I'm no Quentin Tarantino. I am not the skilled storyteller who can begin at the middle of the story. I can, however, try my best to embrace the notion of being succinct and cause only minimal damage to your psyche.
So here's where it begins: a little girl grows up in a relatively idyllic setting with 3 siblings. Somewhat lacking in social skills, with a propensity for sticking her foot in her mouth frequently, a sort of desperation develops - that need to "fit in" becomes all consuming. Through the years all sorts of poor decisions are made with regard to choosing friends, what sorts of things will be done to keep the "friends" she has, and what sorts of sacrifices will be made to gain the affection of the opposite sex.
With each disastrous encounter with friendship, love, trust, and betrayal, simultaneous comfort and punishment occurs in the form of secretive binging.
While I could recount many of those encounters in vivid detail, they're not quite the point of this blog... well, not yet anyway. We all (more or less) have those experiences; it's part of being human - and I agree with Shakespeare: It is better to have loved and lost than never to have loved at all. But I digress.
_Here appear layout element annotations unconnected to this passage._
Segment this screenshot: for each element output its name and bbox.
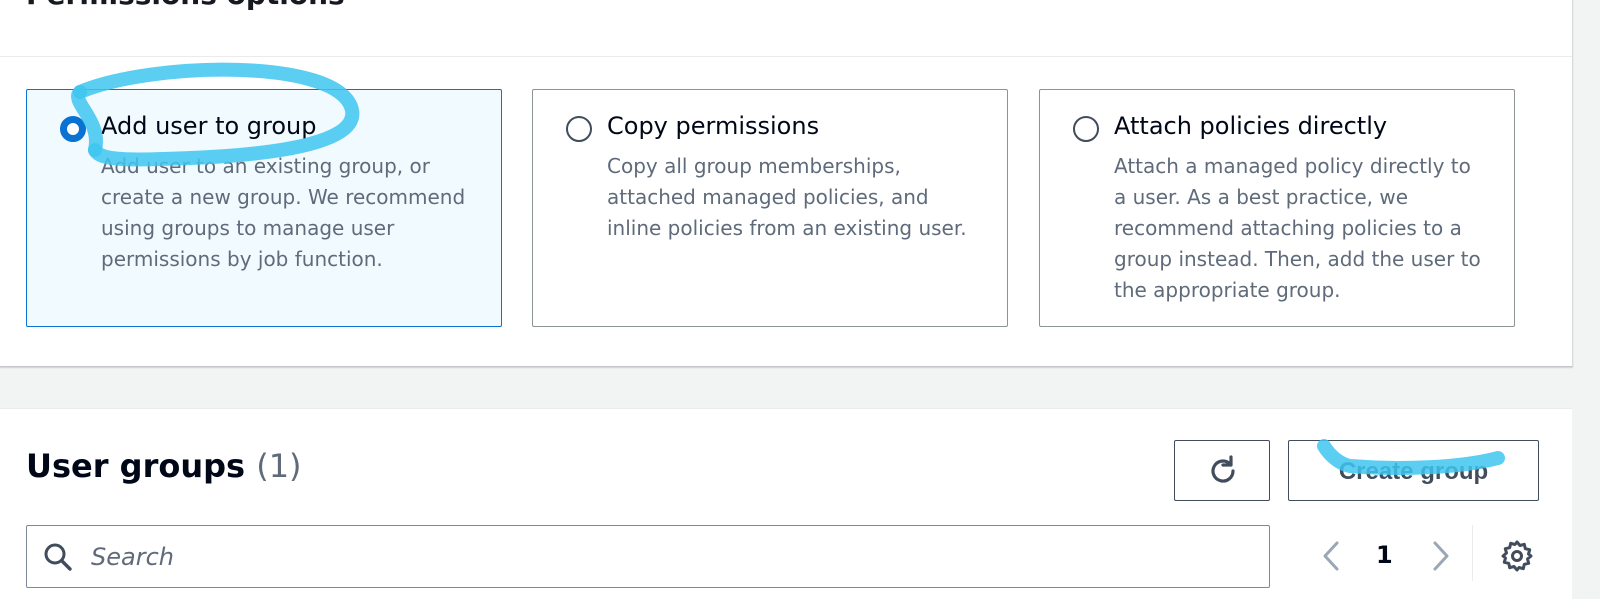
refresh-button[interactable] — [1174, 440, 1270, 501]
page-number[interactable]: 1 — [1376, 541, 1393, 569]
tile-title: Copy permissions — [607, 112, 820, 140]
permissions-options-panel: Permissions options Add user to group Ad… — [0, 0, 1573, 367]
tile-description: Attach a managed policy directly to a us… — [1114, 154, 1481, 302]
tile-description: Copy all group memberships, attached man… — [607, 154, 967, 240]
tile-attach-policies-directly[interactable]: Attach policies directly Attach a manage… — [1039, 89, 1515, 327]
create-group-button[interactable]: Create group — [1288, 440, 1539, 501]
panel-title: Permissions options — [26, 0, 345, 11]
tile-description: Add user to an existing group, or create… — [101, 154, 466, 271]
gear-icon[interactable] — [1500, 539, 1534, 573]
search-box — [26, 525, 1270, 588]
radio-attach-policies-directly[interactable] — [1073, 116, 1099, 142]
tile-title: Attach policies directly — [1114, 112, 1388, 140]
tile-copy-permissions[interactable]: Copy permissions Copy all group membersh… — [532, 89, 1008, 327]
user-groups-heading: User groups (1) — [26, 447, 302, 485]
tile-add-user-to-group[interactable]: Add user to group Add user to an existin… — [26, 89, 502, 327]
user-groups-panel: User groups (1) Create group 1 — [0, 408, 1572, 599]
radio-add-user-to-group[interactable] — [60, 116, 86, 142]
divider — [1472, 525, 1473, 581]
refresh-icon — [1211, 455, 1235, 483]
radio-copy-permissions[interactable] — [566, 116, 592, 142]
tile-title: Add user to group — [101, 112, 317, 140]
divider — [0, 56, 1572, 57]
user-groups-count: (1) — [256, 447, 302, 485]
search-input[interactable] — [89, 534, 1253, 580]
user-groups-title: User groups — [26, 447, 246, 485]
search-icon — [44, 543, 72, 571]
chevron-left-icon[interactable] — [1318, 539, 1346, 573]
chevron-right-icon[interactable] — [1426, 539, 1454, 573]
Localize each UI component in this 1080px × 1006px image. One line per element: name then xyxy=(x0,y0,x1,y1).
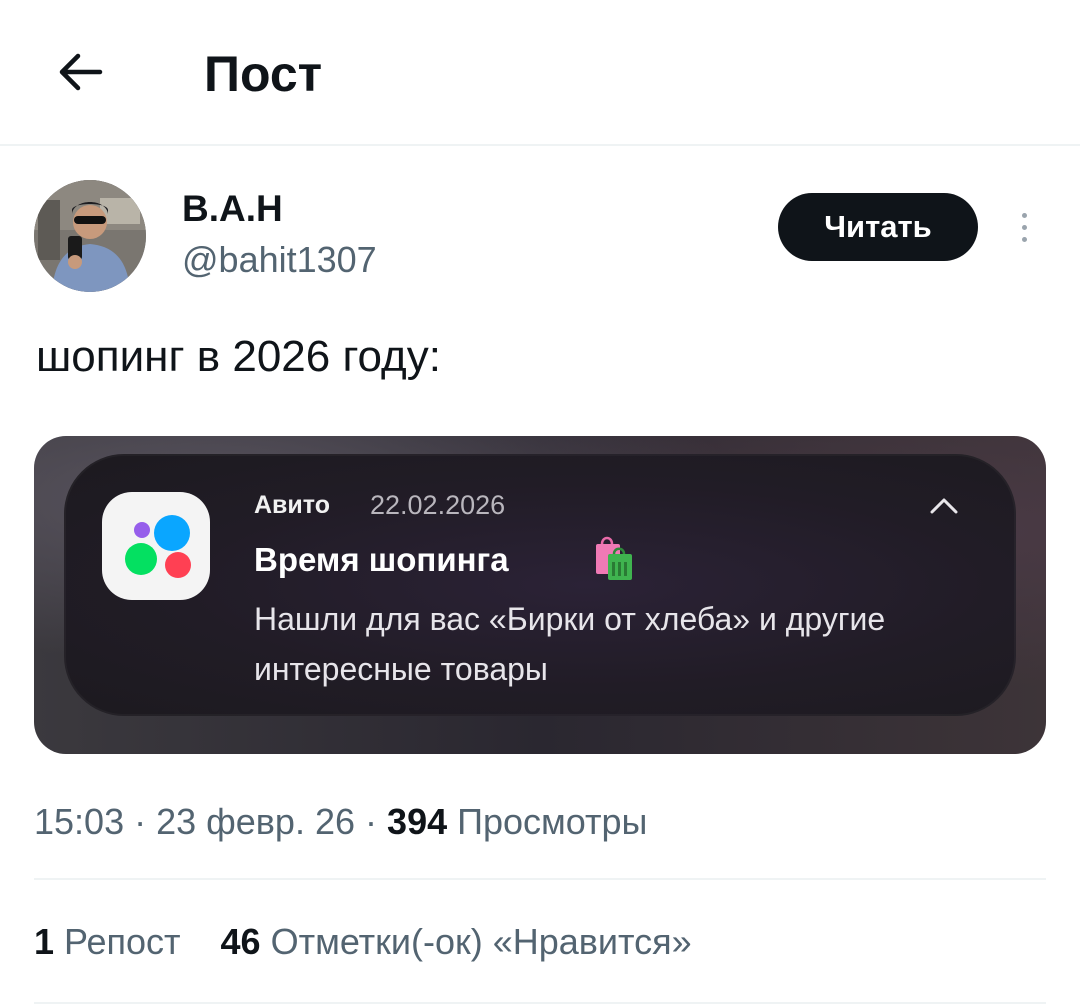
notification-card: Авито 22.02.2026 Время шопинга Нашли для… xyxy=(64,454,1016,716)
post-meta: 15:03 · 23 февр. 26 · 394 Просмотры xyxy=(34,798,647,846)
avatar[interactable] xyxy=(34,180,146,292)
reposts-label: Репост xyxy=(64,921,181,962)
chevron-up-icon xyxy=(930,498,958,514)
notification-body: Нашли для вас «Бирки от хлеба» и другие … xyxy=(254,601,886,687)
post-stats: 1 Репост 46 Отметки(-ок) «Нравится» xyxy=(34,918,692,966)
post-text: шопинг в 2026 году: xyxy=(36,332,441,381)
author-name[interactable]: В.А.Н xyxy=(182,187,283,231)
avito-icon xyxy=(102,492,210,600)
divider xyxy=(34,1002,1046,1004)
author-handle[interactable]: @bahit1307 xyxy=(182,238,377,282)
meta-separator: · xyxy=(134,801,147,842)
back-button[interactable] xyxy=(48,40,112,104)
post-image[interactable]: Авито 22.02.2026 Время шопинга Нашли для… xyxy=(34,436,1046,754)
likes-count: 46 xyxy=(220,921,261,962)
page-title: Пост xyxy=(204,46,323,102)
reposts-stat[interactable]: 1 Репост xyxy=(34,921,181,962)
more-dot-icon xyxy=(1021,224,1027,230)
likes-stat[interactable]: 46 Отметки(-ок) «Нравится» xyxy=(221,921,692,962)
follow-button[interactable]: Читать xyxy=(778,193,978,261)
likes-label: Отметки(-ок) «Нравится» xyxy=(270,921,692,962)
more-dot-icon xyxy=(1021,236,1027,242)
post-date[interactable]: 23 февр. 26 xyxy=(156,801,355,842)
post-time[interactable]: 15:03 xyxy=(34,801,124,842)
notification-app-name: Авито xyxy=(254,491,330,519)
views-count: 394 xyxy=(387,801,448,842)
more-options-button[interactable] xyxy=(1006,204,1042,250)
avatar-photo xyxy=(34,180,146,292)
views-label: Просмотры xyxy=(457,801,648,842)
reposts-count: 1 xyxy=(34,921,55,962)
shopping-bags-icon xyxy=(596,536,632,580)
notification-title: Время шопинга xyxy=(254,541,509,578)
more-dot-icon xyxy=(1021,212,1027,218)
post-page: Пост В.А.Н @bahit1307 Читать шопинг в 20… xyxy=(0,0,1080,1006)
top-bar: Пост xyxy=(0,0,1080,146)
arrow-left-icon xyxy=(59,53,103,91)
meta-separator: · xyxy=(365,801,378,842)
notification-date: 22.02.2026 xyxy=(370,490,506,520)
divider xyxy=(34,878,1046,880)
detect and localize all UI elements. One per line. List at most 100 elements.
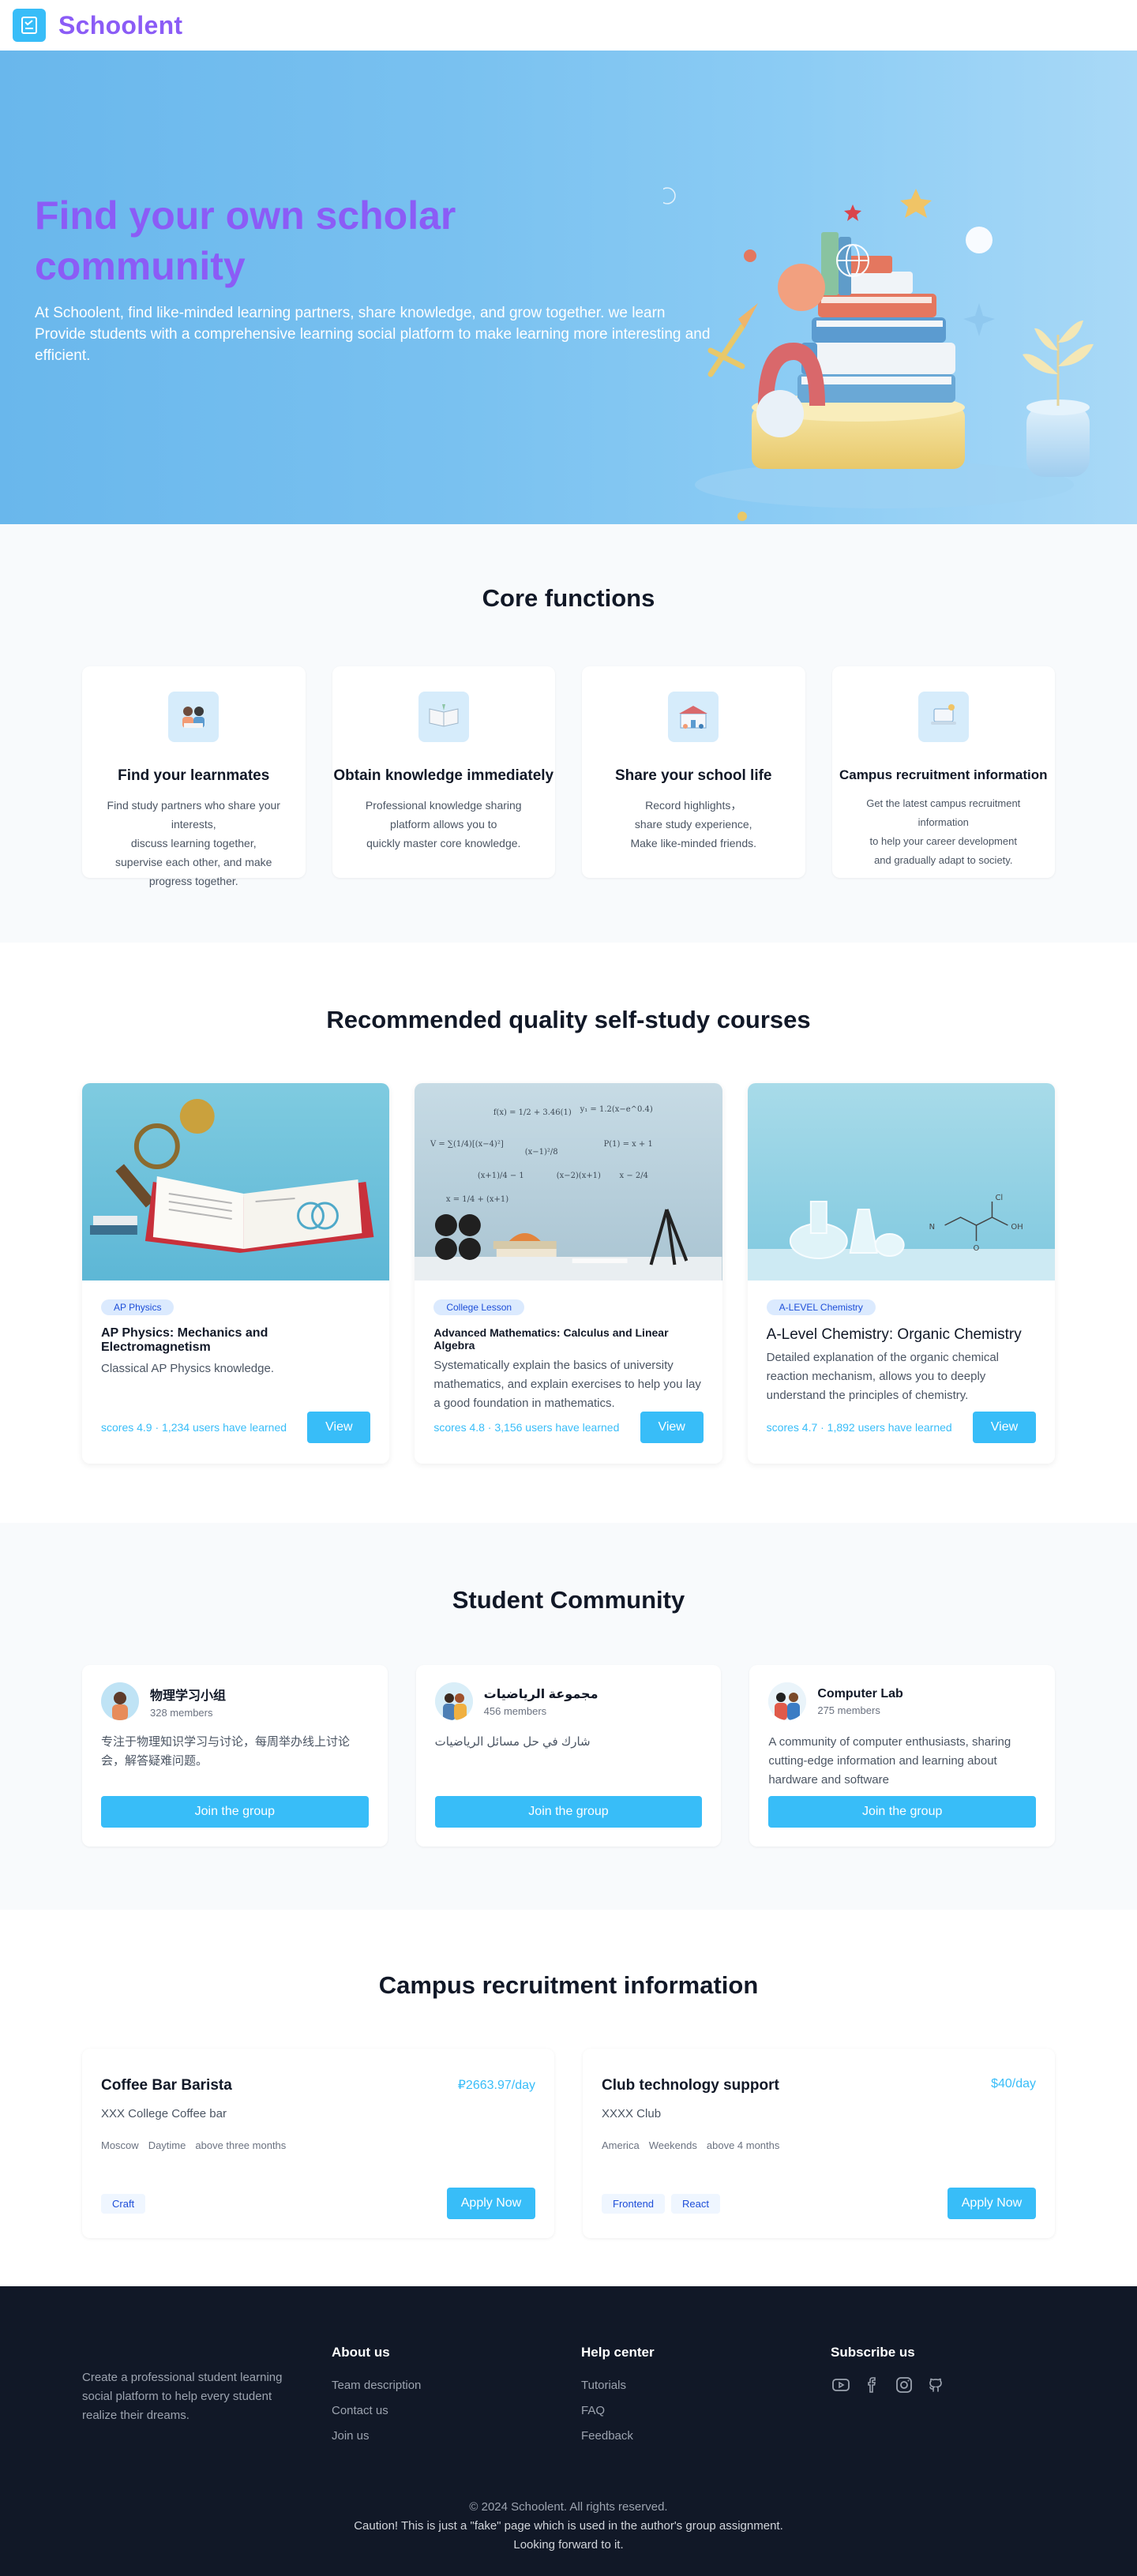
view-button[interactable]: View [307,1412,371,1443]
hero-subtitle: At Schoolent, find like-minded learning … [35,305,711,364]
copyright: © 2024 Schoolent. All rights reserved. [469,2500,668,2514]
group-name[interactable]: مجموعة الرياضيات [484,1686,599,1702]
job-duration: above three months [195,2139,287,2151]
feature-card[interactable]: Share your school life Record highlights… [582,666,805,878]
job-card[interactable]: Club technology support $40/day XXXX Clu… [583,2049,1055,2238]
facebook-icon[interactable] [862,2375,883,2395]
footer-link-tutorials[interactable]: Tutorials [581,2373,655,2398]
job-info: Moscow Daytime above three months [101,2139,535,2151]
section-title: Campus recruitment information [378,1971,759,1999]
course-image: N Cl O OH [747,1083,1055,1281]
course-card[interactable]: AP Physics AP Physics: Mechanics and Ele… [82,1083,390,1464]
group-desc: 专注于物理知识学习与讨论，每周举办线上讨论会，解答疑难问题。 [101,1735,351,1768]
core-functions-section: Core functions Find your learnmates Find… [0,524,1137,943]
course-desc: Systematically explain the basics of uni… [433,1359,701,1410]
job-pay: $40/day [991,2077,1036,2090]
course-title[interactable]: AP Physics: Mechanics and Electromagneti… [101,1326,370,1355]
book-open-icon [418,692,469,742]
course-card[interactable]: f(x) = 1/2 + 3.46(1) y₁ = 1.2(x−e^0.4) V… [415,1083,722,1464]
job-pay: ₽2663.97/day [457,2079,535,2092]
feature-name: Find your learnmates [118,767,270,784]
course-title[interactable]: Advanced Mathematics: Calculus and Linea… [433,1326,703,1352]
brand-name[interactable]: Schoolent [58,11,182,40]
feature-card[interactable]: Obtain knowledge immediately Professiona… [332,666,555,878]
footer-help-center: Help center Tutorials FAQ Feedback [581,2345,655,2449]
svg-text:Cl: Cl [995,1194,1003,1202]
feature-name: Share your school life [615,767,772,784]
feature-name: Campus recruitment information [839,767,1048,782]
view-button[interactable]: View [640,1412,704,1443]
svg-text:(x−1)²/8: (x−1)²/8 [525,1148,558,1157]
group-card[interactable]: Computer Lab 275 members A community of … [749,1665,1056,1847]
svg-text:x − 2/4: x − 2/4 [620,1172,648,1180]
feature-name: Obtain knowledge immediately [333,767,554,784]
footer-link-join[interactable]: Join us [332,2424,421,2449]
course-tag: AP Physics [101,1299,174,1315]
join-group-button[interactable]: Join the group [434,1796,703,1828]
github-icon[interactable] [925,2375,946,2395]
apply-now-button[interactable]: Apply Now [447,2188,535,2219]
footer-link-team[interactable]: Team description [332,2373,421,2398]
footer-link-feedback[interactable]: Feedback [581,2424,655,2449]
svg-text:O: O [973,1244,979,1253]
job-tag: Frontend [602,2193,666,2214]
hero-text: Find your own scholar community At Schoo… [35,190,730,366]
footer-heading: Help center [581,2345,655,2360]
feature-desc: Get the latest campus recruitment inform… [866,797,1021,866]
job-duration: above 4 months [706,2139,780,2151]
group-card[interactable]: مجموعة الرياضيات 456 members شارك في حل … [415,1665,722,1847]
job-location: America [602,2139,640,2151]
instagram-icon[interactable] [894,2375,914,2395]
footer-caution: Caution! This is just a "fake" page whic… [354,2519,783,2533]
feature-desc: Professional knowledge sharing platform … [365,799,522,849]
footer-subscribe: Subscribe us [831,2345,946,2395]
svg-text:(x−2)(x+1): (x−2)(x+1) [557,1172,601,1180]
svg-text:V = ∑(1/4)[(x−4)²]: V = ∑(1/4)[(x−4)²] [430,1140,504,1149]
hero-illustration [663,187,1094,521]
recruitment-section: Campus recruitment information Coffee Ba… [0,1910,1137,2286]
footer-link-faq[interactable]: FAQ [581,2398,655,2424]
feature-card[interactable]: Find your learnmates Find study partners… [82,666,306,887]
group-card[interactable]: 物理学习小组 328 members 专注于物理知识学习与讨论，每周举办线上讨论… [82,1665,388,1847]
svg-text:f(x) = 1/2 + 3.46(1): f(x) = 1/2 + 3.46(1) [493,1108,572,1117]
svg-text:P(1) = x + 1: P(1) = x + 1 [604,1140,653,1149]
view-button[interactable]: View [972,1412,1036,1443]
join-group-button[interactable]: Join the group [101,1796,369,1828]
group-avatar [768,1682,807,1720]
group-member-count: 328 members [150,1706,213,1719]
hero-title: Find your own scholar community [35,193,456,288]
course-title[interactable]: A-Level Chemistry: Organic Chemistry [767,1326,1036,1344]
course-card[interactable]: N Cl O OH A-LEVEL Chemistry A-Level Chemist… [747,1083,1055,1464]
job-title[interactable]: Coffee Bar Barista [101,2077,232,2094]
group-name[interactable]: 物理学习小组 [150,1685,226,1704]
apply-now-button[interactable]: Apply Now [948,2188,1036,2219]
footer-bottom: © 2024 Schoolent. All rights reserved. C… [0,2498,1137,2555]
course-tag: A-LEVEL Chemistry [766,1299,876,1315]
footer-heading: Subscribe us [831,2345,915,2360]
job-company: XXXX Club [602,2107,662,2120]
course-desc: Detailed explanation of the organic chem… [766,1351,1000,1402]
svg-text:(x+1)/4 − 1: (x+1)/4 − 1 [478,1172,524,1180]
job-card[interactable]: Coffee Bar Barista ₽2663.97/day XXX Coll… [82,2049,554,2238]
hero-banner: Find your own scholar community At Schoo… [0,51,1137,524]
site-footer: Create a professional student learning s… [0,2286,1137,2576]
school-icon [668,692,719,742]
svg-text:N: N [929,1223,934,1232]
book-icon[interactable] [13,9,46,42]
job-time: Daytime [148,2139,186,2151]
feature-card[interactable]: Campus recruitment information Get the l… [831,666,1055,878]
job-title[interactable]: Club technology support [602,2077,779,2094]
footer-heading: About us [332,2345,390,2360]
footer-link-contact[interactable]: Contact us [332,2398,421,2424]
job-location: Moscow [101,2139,139,2151]
course-meta: scores 4.8 · 3,156 users have learned [433,1421,620,1434]
feature-desc: Find study partners who share your inter… [107,799,280,887]
youtube-icon[interactable] [831,2375,851,2395]
section-title: Student Community [452,1586,685,1614]
group-name[interactable]: Computer Lab [817,1687,902,1701]
group-desc: A community of computer enthusiasts, sha… [768,1735,1011,1787]
join-group-button[interactable]: Join the group [768,1796,1037,1828]
laptop-icon [917,692,969,742]
section-title: Recommended quality self-study courses [326,1006,811,1033]
svg-text:y₁ = 1.2(x−e^0.4): y₁ = 1.2(x−e^0.4) [580,1105,653,1114]
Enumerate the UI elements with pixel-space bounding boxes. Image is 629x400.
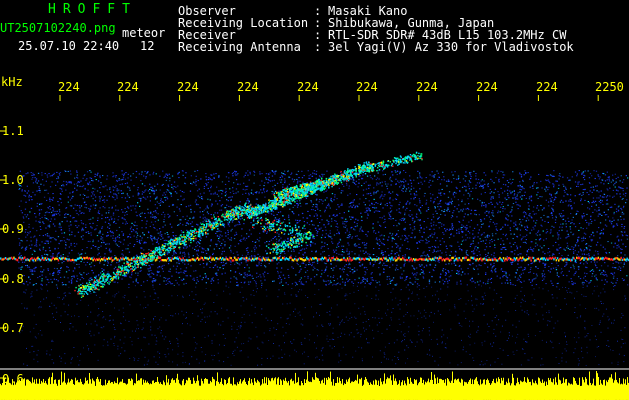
time-tick: 224 — [117, 80, 139, 94]
filename: UT2507102240.png — [0, 21, 116, 35]
time-tick: 224 — [536, 80, 558, 94]
time-tick: 224 — [177, 80, 199, 94]
time-tick: 224 — [58, 80, 80, 94]
time-tick: 224 — [297, 80, 319, 94]
time-tick: 224 — [416, 80, 438, 94]
header-sep-antenna: : — [314, 40, 322, 54]
hrofft-screen: HROFFT UT2507102240.png meteor 25.07.10 … — [0, 0, 629, 400]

When I was 13 years old I weighed about 120lbs. At 1/4" shy of five feet tall, that's about the most weight my frame should support outside of pregnancy. That was the last time I weighed 120lbs. As a senior in high school I weighed about 170lbs. Then I got pregnant. When my son was born I topped the scales at about 218lbs. Giving him up for adoption was the single hardest thing I have ever done in my 38 years.
Not being a quick study in the ways of the world (or, apparently, birth control), during my senior year of college (at 215lbs) I became pregnant with my daughter. She is now 12 years old, and even though life as a single parent isn't always easy, she makes it so much easier than most kids would. She is a fantastic kid; I totally lucked out. However, I weighed about 240lbs after she was born... and not much changed in the past 12 years with regard to my weight.
Every now and again I've tried dating, but the long and the short of it is this: I wasn't ready to be honest with myself. I don't like the way I look. It's not an accurate representation of who I am. I don't want to date anyone who wants to date someone who looks like me.
For years I have hidden beneath a more-than-cozy layer of adipose tissue designed solely to keep the world at bay. When the world is held at bay, there are fewer conflicts. Unfortunately, holding the world back also means isolating yourself from really meaningful relationships.